Entretanto mi madre había acudido al jardín y acariciaba ora a uno ora a otro. Muchos le seguían, e incluso se le echaban encima para pedirle un beso, poniendo la carita hacia arriba, como si mirasen a un tercer piso, abriendo y cerrando la boca cual si pidieran de mamar. Uno le ofreció un gajo de naranja ya mordido; otro una cortecita de pan; una niña le dio una hoja, otra le enseñó muy seriecita la punta del dedo índice, donde, fijándose bien, podía verse una ampollita microscópica, que se había hecho el día anterior al tocar la llama de una vela. Le ponían ante los ojos, como grandes maravillas, insectos tan pequeños que no me explico cómo podían verlos y cogerlos, pedazos de tapón de corcho, botoncitos de camisa y florecitas cortadas de las macetas. Un niño con la cabeza vendada, que quería se le atendiese a toda costa, le balbuceó no sé qué historia de una voltereta, sin que se le entendiera lo más mínimo; otro quiso que mi madre se inclinase y le dijo al oído:
—Mi padre hace escobas.
Mientras tanto ocurrían por todas partes mil peripecias que obligaban a acudir a las maestras: niñas que lloraban porque no podían deshacer un nudo del pañuelo; otras que por dos semillas de manzana disputaban a gritos y se arañaban; un niño se había caído boca abajo sobre un banquito volcado, y lloraba por no poderse levantar.
Antes de marcharnos, mi madre tomó en brazos a tres o cuatro y entonces acudieron de todas partes, con las caras manchadas de yema de huevo y de zumo de naranja, para que los cogiera; uno le agarraba las manos; otro le cogía un dedo para verle la sortija; quién le estiraba de la cadenita del reloj y había uno que se empeñaba en tocarle las trenzas.

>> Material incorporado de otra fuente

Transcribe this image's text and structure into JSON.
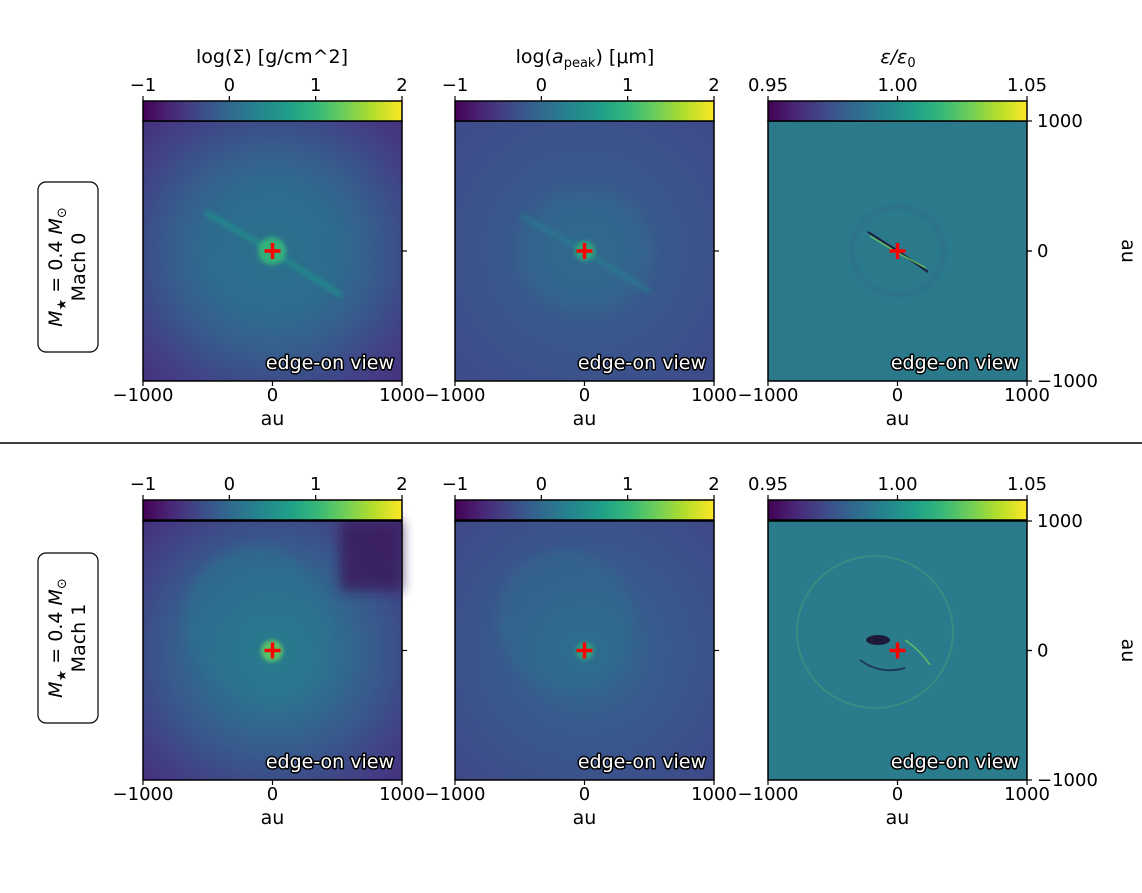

—¡Cuidado, señora —decían las maestras—, que le van a estropear el vestido!
Pero mi madre no hacía caso y continuó besándolos. Se le echaban encima, los primeros con los bracitos extendidos, como queriendo trepar por ella, y los más distantes tratando de abrirse paso para ponerse en primer término. Todos le decían a gritos:
—¡Adiós! ¡Adiós! ¡Adiós!
Al fin logró escapar del jardín, y entonces todos corrieron a asomarse por entre los barrotes de la verja, para verla pasar y sacar los bracitos fuera en saludo, ofreciéndolo todavía pedazos de pan, trocitos de níspola y cortezas de queso, gritando a la vez:
—¡Adiós! ¡Adiós! ¡Adiós! ¡Vuelve mañana! ¡Ven otra vez!
Mi madre, al pasar, movió su mano por encima de aquellas cien manecitas que se agitaban, como sobre una guirnalda de rosas vivas, y cuando estuvimos en la calle, a pesar de ir ella cubierta de migajas y de manchas, manoseada y despeinada, con una mano llena de flores y los ojos hinchados por las lágrimas, se sentía tan contenta como si saliera de una fiesta.
A lo lejos seguía oyéndose el vocerío del jardín de la guardería infantil, como un gorjeo de pajarillos, diciendo:
—¡Adiós! ¡Adiós! ¡Ven otra vez, señora!